Refer to Chapter 36, Clusters for information about configuring clusters.
The decision about where a message should be routed is initially proposed by the node that receives the message. The node will pick a suitable route as per the normal clustered routing conditions (that is, circulate available queues, use a local queue first, and choose a queue that has a consumer). If the proposal is accepted by the grouping handlers, the node will route messages to this queue from that point on. If rejected an alternative route will be offered and the node will route to that queue indefinitely. All other nodes will also route to the queue chosen at proposal time. Once the message arrives at the queue, normal single-server message group semantics take over and the message is attached to a consumer on that queue.
You may have noticed that there is a single point of failure with the single local handler. If this node crashes then no decisions will be able to be made. Any sent messages will be not be delivered and an exception will be thrown. To avoid this happening, local handlers can be replicated on another backup node. Simple create your back up node and configure it with the same local handler.

26.3.1. Clustered Grouping Best Practices

Some best practices should be followed when using clustered grouping:
  1. Make sure your consumers are distributed evenly across the different nodes if possible. This is only an issue if you are creating and closing consumers regularly.
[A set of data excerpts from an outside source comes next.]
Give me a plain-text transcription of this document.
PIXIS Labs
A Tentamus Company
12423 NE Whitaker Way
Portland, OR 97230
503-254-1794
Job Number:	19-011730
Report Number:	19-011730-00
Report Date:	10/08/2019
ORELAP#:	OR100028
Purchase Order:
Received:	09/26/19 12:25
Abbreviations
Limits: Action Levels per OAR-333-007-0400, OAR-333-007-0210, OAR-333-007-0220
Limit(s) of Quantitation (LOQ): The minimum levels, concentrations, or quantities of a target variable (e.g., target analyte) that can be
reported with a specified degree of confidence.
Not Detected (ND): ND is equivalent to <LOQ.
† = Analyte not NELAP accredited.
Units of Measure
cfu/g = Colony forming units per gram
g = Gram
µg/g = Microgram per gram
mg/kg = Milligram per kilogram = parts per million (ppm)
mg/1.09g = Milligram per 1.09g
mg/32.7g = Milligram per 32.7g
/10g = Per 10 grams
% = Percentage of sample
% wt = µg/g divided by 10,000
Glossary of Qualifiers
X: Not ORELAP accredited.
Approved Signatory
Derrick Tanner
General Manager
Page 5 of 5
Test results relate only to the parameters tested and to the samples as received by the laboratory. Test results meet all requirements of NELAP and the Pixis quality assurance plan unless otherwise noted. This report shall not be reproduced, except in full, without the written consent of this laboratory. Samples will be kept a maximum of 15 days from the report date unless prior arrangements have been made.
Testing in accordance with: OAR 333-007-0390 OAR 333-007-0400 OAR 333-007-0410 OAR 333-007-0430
Since messages are always routed to the same queue once pinned, removing a consumer from this queue may leave it with no consumers, meaning the queue will just keep receiving the messages. Avoid closing consumers or make sure that you always have plenty of consumers, that is, if you have three nodes, have three consumers.
  2. Use durable queues if possible. If queues are removed once a group is bound to it, then it is possible that other nodes may still try to route messages to it. This can be avoided by making sure that the queue is deleted by the session that is sending the messages. This means that when the next message is sent it is sent to the node where the queue was deleted meaning a new proposal can successfully take place. Alternatively you could just start using a different group id.
  3. Always make sure that the node that has the local grouping handler is replicated. This means that grouping can still occur on fail-over.